Anyway, it's all interesting if not all equally nutritious.

 

brightleaf

Part of the Furniture Now
Sep 4, 2017
555
4
I didn't say your point was invalid prariedruid, just your claim to refute the words (natives and and historians) of those you have not meet as being invalid. Attributing their words as mine is was your mistake.
The Native Americans had their children taken from them and were forced to go to schools, at the same time being forbidden from speaking their native language. They were then left with our accounts of their history to rebuild their identity. Saying those you meet in present pow wows is the same as those that existed in the past shows a lack of understanding of Native American history.

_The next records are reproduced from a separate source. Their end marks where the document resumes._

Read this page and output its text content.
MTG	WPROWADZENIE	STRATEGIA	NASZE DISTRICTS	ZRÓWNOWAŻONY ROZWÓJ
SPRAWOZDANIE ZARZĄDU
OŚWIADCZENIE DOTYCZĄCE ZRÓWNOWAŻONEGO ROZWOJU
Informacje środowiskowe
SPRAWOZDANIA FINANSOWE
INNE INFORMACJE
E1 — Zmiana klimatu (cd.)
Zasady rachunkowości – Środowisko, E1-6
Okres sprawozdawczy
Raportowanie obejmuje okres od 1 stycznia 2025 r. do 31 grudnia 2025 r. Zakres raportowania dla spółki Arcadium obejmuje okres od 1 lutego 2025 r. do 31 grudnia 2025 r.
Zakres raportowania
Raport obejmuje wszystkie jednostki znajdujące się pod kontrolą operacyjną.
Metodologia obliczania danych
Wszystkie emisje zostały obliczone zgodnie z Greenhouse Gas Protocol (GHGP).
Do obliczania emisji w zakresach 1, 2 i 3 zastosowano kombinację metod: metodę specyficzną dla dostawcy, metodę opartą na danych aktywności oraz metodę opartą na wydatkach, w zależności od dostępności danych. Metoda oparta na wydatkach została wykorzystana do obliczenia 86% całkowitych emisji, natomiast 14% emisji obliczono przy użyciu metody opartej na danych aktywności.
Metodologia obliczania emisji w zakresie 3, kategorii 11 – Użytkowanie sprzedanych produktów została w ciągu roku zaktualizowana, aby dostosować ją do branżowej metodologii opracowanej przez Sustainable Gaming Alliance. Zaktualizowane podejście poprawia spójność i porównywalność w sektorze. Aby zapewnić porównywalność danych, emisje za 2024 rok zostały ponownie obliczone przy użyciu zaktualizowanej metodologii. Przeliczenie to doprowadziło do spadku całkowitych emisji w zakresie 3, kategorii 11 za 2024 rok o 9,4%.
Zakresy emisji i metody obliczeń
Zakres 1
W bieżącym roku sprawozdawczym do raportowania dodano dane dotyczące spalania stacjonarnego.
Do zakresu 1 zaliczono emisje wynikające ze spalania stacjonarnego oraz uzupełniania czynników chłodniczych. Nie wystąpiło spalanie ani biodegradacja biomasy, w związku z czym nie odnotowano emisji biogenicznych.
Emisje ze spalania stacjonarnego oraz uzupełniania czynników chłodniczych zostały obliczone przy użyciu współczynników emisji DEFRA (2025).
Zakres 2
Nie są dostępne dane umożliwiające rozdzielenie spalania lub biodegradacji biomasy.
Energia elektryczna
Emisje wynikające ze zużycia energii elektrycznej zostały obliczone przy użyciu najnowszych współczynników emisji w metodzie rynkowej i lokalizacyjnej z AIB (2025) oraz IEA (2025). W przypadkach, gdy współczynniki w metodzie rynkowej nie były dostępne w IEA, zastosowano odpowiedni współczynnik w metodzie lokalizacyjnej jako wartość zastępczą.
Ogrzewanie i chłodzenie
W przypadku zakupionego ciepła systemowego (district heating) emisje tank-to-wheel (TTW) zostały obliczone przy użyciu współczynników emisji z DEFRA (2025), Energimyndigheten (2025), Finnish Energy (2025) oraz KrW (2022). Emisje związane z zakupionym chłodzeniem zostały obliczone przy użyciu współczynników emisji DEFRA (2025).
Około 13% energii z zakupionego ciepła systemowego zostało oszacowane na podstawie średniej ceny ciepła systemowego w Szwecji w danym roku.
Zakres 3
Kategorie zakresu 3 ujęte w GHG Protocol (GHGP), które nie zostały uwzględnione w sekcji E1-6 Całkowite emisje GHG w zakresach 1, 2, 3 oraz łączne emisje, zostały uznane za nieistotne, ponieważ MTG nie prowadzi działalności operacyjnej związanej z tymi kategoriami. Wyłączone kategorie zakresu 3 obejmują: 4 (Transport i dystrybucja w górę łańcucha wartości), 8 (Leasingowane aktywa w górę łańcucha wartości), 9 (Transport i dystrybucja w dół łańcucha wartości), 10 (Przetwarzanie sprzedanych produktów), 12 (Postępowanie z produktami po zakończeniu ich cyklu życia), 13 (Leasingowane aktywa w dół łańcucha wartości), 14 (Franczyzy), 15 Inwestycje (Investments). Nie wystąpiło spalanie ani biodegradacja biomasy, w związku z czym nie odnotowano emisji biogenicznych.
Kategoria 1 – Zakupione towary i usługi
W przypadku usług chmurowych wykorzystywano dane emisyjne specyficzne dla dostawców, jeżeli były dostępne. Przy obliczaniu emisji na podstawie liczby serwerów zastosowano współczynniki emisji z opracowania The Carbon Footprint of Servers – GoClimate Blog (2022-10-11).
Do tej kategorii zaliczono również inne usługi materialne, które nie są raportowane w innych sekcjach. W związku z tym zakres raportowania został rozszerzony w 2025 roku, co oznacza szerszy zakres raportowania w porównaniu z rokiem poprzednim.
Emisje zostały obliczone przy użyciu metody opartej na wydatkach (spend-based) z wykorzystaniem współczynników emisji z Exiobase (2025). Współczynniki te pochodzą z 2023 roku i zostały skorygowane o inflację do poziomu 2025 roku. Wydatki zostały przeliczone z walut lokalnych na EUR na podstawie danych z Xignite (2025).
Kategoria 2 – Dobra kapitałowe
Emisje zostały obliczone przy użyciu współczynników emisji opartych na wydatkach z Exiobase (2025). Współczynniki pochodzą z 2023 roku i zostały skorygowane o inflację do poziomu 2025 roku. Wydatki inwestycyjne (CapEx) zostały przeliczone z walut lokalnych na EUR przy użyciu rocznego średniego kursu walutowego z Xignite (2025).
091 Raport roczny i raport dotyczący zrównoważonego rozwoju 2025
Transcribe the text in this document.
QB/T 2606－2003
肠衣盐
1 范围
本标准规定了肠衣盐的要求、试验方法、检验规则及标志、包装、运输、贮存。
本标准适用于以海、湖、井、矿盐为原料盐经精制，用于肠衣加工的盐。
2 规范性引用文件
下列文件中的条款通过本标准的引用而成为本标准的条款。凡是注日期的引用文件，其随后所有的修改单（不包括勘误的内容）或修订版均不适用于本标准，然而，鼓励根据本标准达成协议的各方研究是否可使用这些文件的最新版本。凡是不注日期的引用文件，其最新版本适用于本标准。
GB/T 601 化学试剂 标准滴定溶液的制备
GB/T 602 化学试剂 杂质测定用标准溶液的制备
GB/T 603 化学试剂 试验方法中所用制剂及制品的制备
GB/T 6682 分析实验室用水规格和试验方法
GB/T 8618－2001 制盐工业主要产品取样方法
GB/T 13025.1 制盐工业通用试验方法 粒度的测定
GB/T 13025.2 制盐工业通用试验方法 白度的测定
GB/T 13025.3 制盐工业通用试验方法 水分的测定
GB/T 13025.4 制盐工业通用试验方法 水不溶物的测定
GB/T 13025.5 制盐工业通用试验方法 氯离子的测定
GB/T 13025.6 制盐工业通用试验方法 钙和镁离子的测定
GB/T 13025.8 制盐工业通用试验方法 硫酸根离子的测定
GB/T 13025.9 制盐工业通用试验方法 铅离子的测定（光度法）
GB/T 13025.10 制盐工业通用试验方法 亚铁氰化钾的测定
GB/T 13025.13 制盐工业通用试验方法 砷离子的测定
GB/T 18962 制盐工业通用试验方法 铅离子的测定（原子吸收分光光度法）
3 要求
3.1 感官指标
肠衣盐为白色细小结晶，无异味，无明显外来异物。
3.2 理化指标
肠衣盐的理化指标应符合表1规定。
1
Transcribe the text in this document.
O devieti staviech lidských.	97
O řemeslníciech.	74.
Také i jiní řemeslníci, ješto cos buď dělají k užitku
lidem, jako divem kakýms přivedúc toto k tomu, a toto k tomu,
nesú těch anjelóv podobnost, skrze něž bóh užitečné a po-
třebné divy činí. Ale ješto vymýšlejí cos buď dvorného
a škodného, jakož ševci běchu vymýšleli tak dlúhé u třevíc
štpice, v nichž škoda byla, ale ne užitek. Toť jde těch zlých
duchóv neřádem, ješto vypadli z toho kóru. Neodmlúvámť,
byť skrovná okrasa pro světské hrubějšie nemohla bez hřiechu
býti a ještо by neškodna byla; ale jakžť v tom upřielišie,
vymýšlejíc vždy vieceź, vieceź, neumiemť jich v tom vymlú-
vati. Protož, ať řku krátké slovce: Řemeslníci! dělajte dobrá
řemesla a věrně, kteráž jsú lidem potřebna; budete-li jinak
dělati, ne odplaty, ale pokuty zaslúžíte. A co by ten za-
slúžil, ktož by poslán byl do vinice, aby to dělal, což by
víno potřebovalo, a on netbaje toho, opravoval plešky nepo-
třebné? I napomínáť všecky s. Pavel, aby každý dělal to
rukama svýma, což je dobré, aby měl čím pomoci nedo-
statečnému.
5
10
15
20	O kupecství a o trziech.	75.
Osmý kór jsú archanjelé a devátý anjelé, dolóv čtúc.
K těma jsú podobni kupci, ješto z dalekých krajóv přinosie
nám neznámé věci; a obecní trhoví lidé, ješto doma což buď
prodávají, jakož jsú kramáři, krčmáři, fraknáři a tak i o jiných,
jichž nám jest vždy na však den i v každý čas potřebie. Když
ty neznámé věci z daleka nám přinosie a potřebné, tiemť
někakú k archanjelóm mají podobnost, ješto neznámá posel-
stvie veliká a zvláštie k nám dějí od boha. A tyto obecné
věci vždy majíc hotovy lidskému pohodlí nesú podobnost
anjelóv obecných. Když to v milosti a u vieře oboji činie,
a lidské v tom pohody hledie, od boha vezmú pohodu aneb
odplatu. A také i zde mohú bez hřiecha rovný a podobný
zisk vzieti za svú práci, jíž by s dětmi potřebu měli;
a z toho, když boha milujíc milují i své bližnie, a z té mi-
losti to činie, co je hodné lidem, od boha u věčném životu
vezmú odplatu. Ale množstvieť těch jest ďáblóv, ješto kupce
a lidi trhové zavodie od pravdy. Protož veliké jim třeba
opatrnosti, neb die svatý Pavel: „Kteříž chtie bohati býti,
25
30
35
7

If you want to argue with the accounts given, take it up with the sources provided. The examples provided show that pipe smoking was common across North America and used daily by many of them. That their approach to life was connected with their metaphysical/spiritual beliefs, this lead to a spiritual aspect of common, daily behaviors. Implying they did not need to have an official ceremony in order to recognize the sacredness of tobacco used throughout the day.

 

prairiedruid

Lifer
Jun 30, 2015
2,054
1,366
The Native Americans had their children taken from them and were forced to go to schools, at the same time being forbidden from speaking their native language. They were then left with our accounts of their history to rebuild their identity. Saying those you meet in present pow wows is the same as those that existed in the past shows a lack of understanding of Native American history.
The part in bold is not true. The evils of western expansion are well documented but to say whites eliminated all aspects of native history and all that remains is what whites say native identity is is not remotely correct.